The Canal is currently undergoing renovation to widen and lengthen the locks to allow even larger ships to pass through. It is also a popular cruise ship route. To get from one end of the canal to the other is about a 10 hour event through the locks and to cruise the 40 miles. It costs each ship from $48,000 to $100,000 to transit the Canal. The cheapest fare collected was 36 cents by someone who swam the Canal!!
We stayed at the Country Inn & Suites Panama on the entrance to the Canal. On the western side of the Canal (Panama City side) is a buffet restaurant (Miraflores Restaurant at the Miraflores Locks). You can sit outside, right next to the locks, and the ships pass through almost close enough to touch. It is an entertaining dining experience to eat and watch the huge cargo ships enter the locks and raise or lower as they transit through the Canal.

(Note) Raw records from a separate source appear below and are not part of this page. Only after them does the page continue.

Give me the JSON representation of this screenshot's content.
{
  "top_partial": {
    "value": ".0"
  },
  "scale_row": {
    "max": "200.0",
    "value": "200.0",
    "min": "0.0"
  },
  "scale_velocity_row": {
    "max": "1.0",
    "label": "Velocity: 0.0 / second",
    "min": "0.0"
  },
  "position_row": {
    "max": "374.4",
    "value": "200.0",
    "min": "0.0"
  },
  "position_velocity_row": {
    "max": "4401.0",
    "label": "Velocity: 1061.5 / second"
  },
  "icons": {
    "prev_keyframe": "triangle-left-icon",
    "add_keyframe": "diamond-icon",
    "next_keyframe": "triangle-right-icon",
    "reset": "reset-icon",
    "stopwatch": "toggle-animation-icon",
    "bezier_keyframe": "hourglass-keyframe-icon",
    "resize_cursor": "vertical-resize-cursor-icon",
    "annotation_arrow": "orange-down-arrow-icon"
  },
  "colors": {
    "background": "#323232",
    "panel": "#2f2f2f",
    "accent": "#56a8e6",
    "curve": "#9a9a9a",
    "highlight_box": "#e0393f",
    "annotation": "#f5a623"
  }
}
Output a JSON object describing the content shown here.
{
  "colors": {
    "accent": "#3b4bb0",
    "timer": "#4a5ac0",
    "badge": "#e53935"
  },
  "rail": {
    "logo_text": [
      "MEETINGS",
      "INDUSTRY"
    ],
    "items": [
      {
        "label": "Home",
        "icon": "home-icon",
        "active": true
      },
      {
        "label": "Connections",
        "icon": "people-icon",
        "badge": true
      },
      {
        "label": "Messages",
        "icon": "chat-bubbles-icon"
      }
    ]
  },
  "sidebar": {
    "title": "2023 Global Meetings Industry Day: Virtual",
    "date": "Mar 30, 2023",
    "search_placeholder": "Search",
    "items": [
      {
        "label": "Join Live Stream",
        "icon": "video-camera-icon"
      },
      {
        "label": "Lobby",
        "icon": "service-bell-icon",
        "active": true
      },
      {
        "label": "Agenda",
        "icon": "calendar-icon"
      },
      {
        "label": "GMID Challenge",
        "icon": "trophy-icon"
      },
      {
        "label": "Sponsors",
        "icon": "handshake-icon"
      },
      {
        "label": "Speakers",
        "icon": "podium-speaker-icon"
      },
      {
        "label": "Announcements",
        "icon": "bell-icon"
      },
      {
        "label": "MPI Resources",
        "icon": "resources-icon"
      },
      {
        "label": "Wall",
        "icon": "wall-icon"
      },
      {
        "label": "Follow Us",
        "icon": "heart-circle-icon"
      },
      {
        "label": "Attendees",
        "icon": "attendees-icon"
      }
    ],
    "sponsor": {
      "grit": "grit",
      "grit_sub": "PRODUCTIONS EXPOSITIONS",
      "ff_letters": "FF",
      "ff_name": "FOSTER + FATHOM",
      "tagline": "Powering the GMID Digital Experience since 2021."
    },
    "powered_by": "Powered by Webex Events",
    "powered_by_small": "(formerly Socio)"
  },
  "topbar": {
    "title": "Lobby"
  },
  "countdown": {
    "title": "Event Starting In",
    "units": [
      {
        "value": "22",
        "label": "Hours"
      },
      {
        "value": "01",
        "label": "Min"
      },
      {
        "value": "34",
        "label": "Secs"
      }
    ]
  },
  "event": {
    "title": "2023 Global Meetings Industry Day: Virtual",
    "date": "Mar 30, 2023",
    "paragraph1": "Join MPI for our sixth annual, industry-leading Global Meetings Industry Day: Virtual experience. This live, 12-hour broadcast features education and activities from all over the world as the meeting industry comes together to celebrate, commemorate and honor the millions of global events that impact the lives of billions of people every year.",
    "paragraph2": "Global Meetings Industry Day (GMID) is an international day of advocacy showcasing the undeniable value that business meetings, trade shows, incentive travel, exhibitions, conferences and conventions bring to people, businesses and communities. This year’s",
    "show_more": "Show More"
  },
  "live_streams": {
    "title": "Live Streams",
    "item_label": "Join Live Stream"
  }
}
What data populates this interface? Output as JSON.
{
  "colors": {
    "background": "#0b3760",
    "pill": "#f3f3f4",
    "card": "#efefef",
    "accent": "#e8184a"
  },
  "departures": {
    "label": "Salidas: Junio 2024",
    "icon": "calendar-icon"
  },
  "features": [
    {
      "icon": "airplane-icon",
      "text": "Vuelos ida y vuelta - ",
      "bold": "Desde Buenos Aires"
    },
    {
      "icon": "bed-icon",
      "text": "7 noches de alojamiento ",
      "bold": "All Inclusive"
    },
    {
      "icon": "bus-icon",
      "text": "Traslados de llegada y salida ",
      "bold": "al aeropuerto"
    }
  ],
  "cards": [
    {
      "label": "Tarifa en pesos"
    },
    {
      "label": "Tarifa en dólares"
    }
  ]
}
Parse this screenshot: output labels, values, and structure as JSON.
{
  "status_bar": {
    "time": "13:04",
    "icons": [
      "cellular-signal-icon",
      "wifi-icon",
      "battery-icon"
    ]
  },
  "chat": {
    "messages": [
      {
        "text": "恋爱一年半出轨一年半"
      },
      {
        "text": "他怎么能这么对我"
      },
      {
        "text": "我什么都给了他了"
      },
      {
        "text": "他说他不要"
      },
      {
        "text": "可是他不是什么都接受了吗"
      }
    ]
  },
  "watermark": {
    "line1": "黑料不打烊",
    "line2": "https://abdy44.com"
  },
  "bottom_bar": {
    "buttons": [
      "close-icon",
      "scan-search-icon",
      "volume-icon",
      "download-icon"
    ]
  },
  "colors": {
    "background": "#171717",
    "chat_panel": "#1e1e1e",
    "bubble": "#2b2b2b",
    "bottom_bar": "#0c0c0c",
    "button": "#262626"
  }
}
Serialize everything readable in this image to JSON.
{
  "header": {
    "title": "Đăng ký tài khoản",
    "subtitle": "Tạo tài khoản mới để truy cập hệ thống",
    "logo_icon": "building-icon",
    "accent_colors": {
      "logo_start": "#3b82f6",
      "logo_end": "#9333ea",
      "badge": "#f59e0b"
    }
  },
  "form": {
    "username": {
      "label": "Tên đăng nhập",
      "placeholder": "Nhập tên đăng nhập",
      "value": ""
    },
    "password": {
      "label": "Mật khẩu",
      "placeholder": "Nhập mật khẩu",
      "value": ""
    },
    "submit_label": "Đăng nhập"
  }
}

We took a taxi from our hotel to the Gamboa Rainforest Resort, less than 30 minutes away, which includes a beautiful hotel and gift shop, overlooking Gatun Lake.
At the resort, we paid for a tour on the Canal, and were taken down to the boat launch for a 60 minute boat ride on Gatun Lake (which is part of the Canal). If one wanted more seclusion, and to be in the rainforest, the Gamboa resort would be a good place to stay. On the Canal, we passed several large cargo ships.
In Gatun Lake, we pulled up to Monkey Island and the driver whistled and a number of monkeys came out to meet us. In a few minutes there were monkeys everywhere, and several came on to our boat-they are not shy and love getting bananas!
If you have the chance to visit Panama, definitely have dinner at the Miraflores locks and go for a boat ride on the Canal.